Here, take this chemical lobotomy
A few weeks ago I went up to see that MAGA friend.🙄 I had written about her in the past, but after an unrelated post brought in some unexpected traffic, I unpublished that post about her since it suddenly felt too personal. Long story short, I have complex feelings about this person that goes a bit deeper than politics. But when I was up in NYC, I went to see her anyway.
Things were a lot worse than I imagined. She told me her doctors put her on Lithium and she's thinking of suing them because the original dosage was too high. She said she's on a lower dosage now, which is crazy because it was so obvious how strong the drug was even on the lower dose. She was aware of this and told me, "The lithium makes your body so stiff, it's hard to speak or move."
On the Uber ride away from her house, I kept asking my husband, "How is this different from a lobotomy?" I understand my friend has mental health issues, but is this seriously the only solution? Just turn people into zombies, sever them from the neurons that make them "act crazy," and then ignore them?
I've been thinking a lot about this after reading Cleaning Up Your Mental Mess by Dr. Caroline Leaf earlier this year. In it, the author describes how she disagrees with the current mental health trend of simply diagnosing and prescribing instead of treating. She explains how this system avoids treating the real issue by simply telling people their brains are "like this" and the only way they can fix it is to take drugs indefinitely. This might be true for some issues, but Dr. Leaf purports that this trend is failing people since a lot of the more common illnesses (like anxiety, depression, PTSD) can be healed in the brain instead of suppressed with drugs.
I'm not an expert on neurological issues, but I do have a lot of mentally unwell people in my life. When I think of a lot of my friends that are prescribed a cocktail of drugs, they're simply "stable." There's next to no improvement outside of that. They still spend all their waking hours on social media, ruminating, obsessing over the thing that traumatized them, and doing all the things that made them mentally ill to begin with. So what exactly is the drug fixing?

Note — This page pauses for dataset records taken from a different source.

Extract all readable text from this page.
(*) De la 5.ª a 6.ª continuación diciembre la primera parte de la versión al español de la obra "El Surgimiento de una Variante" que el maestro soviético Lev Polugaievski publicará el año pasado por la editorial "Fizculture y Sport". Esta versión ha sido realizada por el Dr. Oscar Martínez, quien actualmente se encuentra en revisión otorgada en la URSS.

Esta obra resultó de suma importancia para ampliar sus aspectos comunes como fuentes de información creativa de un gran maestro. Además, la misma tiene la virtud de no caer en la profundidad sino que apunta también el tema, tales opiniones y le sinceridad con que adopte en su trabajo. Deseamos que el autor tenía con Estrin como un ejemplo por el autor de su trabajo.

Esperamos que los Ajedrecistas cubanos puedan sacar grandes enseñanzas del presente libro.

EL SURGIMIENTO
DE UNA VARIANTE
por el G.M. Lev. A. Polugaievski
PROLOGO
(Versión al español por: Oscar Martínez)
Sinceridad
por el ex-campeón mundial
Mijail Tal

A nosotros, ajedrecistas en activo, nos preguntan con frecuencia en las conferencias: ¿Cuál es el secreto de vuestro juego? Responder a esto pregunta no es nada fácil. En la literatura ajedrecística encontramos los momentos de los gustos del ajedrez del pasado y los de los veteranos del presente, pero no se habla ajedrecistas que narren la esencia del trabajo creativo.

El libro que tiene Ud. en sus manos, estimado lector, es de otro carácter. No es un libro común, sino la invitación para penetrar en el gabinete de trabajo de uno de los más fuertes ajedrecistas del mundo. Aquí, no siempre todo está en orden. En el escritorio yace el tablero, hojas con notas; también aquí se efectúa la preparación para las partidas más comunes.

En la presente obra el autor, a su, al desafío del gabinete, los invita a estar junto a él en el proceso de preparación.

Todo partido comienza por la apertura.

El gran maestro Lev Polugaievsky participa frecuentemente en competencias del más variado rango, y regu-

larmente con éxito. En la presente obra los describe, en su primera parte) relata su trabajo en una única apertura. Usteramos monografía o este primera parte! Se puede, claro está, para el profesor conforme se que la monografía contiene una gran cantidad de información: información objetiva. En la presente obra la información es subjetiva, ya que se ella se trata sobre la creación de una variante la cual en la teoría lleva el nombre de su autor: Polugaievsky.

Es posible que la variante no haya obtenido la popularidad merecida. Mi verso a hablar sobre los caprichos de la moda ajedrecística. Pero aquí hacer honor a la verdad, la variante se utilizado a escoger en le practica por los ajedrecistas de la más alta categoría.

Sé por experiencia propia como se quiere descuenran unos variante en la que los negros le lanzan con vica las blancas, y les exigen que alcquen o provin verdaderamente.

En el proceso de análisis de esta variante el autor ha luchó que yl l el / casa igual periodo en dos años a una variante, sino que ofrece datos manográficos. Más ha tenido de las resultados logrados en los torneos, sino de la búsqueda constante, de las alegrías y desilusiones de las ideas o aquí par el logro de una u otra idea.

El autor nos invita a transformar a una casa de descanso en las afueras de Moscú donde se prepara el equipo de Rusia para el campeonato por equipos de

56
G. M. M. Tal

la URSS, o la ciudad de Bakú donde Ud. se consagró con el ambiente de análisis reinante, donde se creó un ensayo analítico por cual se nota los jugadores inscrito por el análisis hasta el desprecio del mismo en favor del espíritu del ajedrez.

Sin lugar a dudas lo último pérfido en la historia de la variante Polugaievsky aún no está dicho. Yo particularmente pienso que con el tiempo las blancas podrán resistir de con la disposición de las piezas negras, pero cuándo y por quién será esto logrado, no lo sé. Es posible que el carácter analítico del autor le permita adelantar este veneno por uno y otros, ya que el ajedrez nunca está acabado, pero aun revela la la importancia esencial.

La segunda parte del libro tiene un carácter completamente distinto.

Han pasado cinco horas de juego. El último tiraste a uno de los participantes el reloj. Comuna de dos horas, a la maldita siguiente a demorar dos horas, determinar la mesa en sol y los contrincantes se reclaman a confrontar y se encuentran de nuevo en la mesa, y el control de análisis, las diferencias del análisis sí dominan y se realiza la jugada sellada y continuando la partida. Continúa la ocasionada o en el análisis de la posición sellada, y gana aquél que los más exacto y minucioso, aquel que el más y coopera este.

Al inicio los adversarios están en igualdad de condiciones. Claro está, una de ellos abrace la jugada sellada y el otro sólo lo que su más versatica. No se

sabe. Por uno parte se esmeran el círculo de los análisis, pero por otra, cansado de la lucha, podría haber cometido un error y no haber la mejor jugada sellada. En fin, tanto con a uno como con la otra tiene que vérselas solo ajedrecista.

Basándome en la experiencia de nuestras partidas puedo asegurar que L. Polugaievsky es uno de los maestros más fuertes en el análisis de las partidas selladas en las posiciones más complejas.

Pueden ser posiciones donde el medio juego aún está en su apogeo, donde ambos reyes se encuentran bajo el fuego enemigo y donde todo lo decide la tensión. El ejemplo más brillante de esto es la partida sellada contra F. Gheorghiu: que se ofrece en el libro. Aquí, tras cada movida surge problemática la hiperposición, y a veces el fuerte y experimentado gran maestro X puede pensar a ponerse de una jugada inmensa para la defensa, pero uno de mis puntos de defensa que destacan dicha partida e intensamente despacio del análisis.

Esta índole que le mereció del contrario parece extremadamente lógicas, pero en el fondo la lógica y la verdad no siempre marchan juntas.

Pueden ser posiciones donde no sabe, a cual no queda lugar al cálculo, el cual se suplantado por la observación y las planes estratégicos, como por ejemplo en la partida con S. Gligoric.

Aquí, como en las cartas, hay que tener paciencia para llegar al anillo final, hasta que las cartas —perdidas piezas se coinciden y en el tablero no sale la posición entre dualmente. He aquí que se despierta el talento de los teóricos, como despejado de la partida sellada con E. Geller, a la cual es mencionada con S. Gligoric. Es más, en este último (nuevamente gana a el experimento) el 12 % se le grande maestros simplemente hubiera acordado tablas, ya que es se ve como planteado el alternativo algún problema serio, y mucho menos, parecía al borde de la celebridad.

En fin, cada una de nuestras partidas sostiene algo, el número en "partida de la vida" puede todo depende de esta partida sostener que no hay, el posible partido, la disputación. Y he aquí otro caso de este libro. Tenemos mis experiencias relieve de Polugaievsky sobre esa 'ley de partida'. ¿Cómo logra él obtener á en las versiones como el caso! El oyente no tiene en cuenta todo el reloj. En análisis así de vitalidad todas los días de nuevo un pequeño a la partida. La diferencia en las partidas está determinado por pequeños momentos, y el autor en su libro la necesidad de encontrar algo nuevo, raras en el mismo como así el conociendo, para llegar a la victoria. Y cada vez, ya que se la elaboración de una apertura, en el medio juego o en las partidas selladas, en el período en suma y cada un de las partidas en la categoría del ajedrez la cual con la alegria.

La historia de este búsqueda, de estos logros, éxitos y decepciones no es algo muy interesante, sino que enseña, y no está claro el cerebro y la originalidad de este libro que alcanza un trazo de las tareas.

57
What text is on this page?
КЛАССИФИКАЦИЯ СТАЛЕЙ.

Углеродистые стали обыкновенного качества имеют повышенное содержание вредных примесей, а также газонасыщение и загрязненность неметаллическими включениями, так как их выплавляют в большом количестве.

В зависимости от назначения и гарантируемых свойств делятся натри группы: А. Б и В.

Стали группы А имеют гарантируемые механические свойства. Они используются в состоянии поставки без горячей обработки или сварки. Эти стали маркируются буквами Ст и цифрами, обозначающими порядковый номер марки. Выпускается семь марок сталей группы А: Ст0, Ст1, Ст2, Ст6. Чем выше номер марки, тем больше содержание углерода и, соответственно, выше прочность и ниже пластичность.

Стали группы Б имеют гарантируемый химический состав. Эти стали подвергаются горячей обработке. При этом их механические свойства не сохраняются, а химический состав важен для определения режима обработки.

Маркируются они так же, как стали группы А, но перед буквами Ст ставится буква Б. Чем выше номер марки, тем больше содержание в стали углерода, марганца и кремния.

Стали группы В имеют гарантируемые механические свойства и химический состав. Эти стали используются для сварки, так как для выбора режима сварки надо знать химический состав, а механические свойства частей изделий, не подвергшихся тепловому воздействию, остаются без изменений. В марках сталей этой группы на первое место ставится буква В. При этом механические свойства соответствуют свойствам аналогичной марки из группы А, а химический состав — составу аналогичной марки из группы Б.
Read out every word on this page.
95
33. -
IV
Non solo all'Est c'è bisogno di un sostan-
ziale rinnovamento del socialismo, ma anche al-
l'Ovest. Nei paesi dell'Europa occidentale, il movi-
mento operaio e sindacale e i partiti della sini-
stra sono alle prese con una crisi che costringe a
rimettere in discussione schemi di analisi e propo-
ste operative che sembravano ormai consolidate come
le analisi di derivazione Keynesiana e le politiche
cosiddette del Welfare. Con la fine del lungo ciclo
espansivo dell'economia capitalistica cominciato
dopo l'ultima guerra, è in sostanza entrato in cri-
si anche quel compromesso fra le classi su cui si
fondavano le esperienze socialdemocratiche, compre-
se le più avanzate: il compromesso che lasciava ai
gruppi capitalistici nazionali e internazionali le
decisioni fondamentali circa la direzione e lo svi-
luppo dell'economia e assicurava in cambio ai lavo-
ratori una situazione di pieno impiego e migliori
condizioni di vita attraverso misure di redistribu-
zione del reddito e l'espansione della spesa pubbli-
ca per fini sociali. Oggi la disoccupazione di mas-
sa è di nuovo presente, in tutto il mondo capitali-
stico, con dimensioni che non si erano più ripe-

Dr. Leaf said our thoughts are like trees, and the more we focus on them they grow roots and spread. If you're someone with anxiety or depression or someone who had a traumatic event happen to them, whatever that issue is will consume you, to the point where you're no longer in control of your brain, your brain now controls you. And instead of telling you this, whatever specialist or psychologist you see will simply prescribe you something and then send you home. Oh, and there's also side effects to that drug, both from being on it and from when you try to wean yourself off of it. Addiction is likely as well. Good luck!
But of course, there's no profit to be had in teaching people to control and heal their minds, so why bother?
Isolation and rumination are two of the biggest mental health issues I'm seeing in almost everyone in my life. These people are on social media from sun-up to sun-down, have no hobbies, read no books, do nothing with their brains but obsess over the thing that ignited their downfall, and when they get professional help, they're prescribed pills but aren't told to change what they're doing. Now, a therapist might, but most can't afford to see one.
Technology also plays a huge part because it exacerbates people's obsessions. It feeds you algorithms that echo your narrative and cocoon you in your victimhood. And when you get hungry, you can DoorDash food to yourself so that you never go outside or get vitamin D or talk to any human being besides family members who are tired of your shit.
Modern psychology says these people can't change; all they can do is manage the illness. But I call bullshit. The current methods are, much like the lobotomy, looking more and more archaic. All I can hope is that the people in my life find the real help they need before it's too late.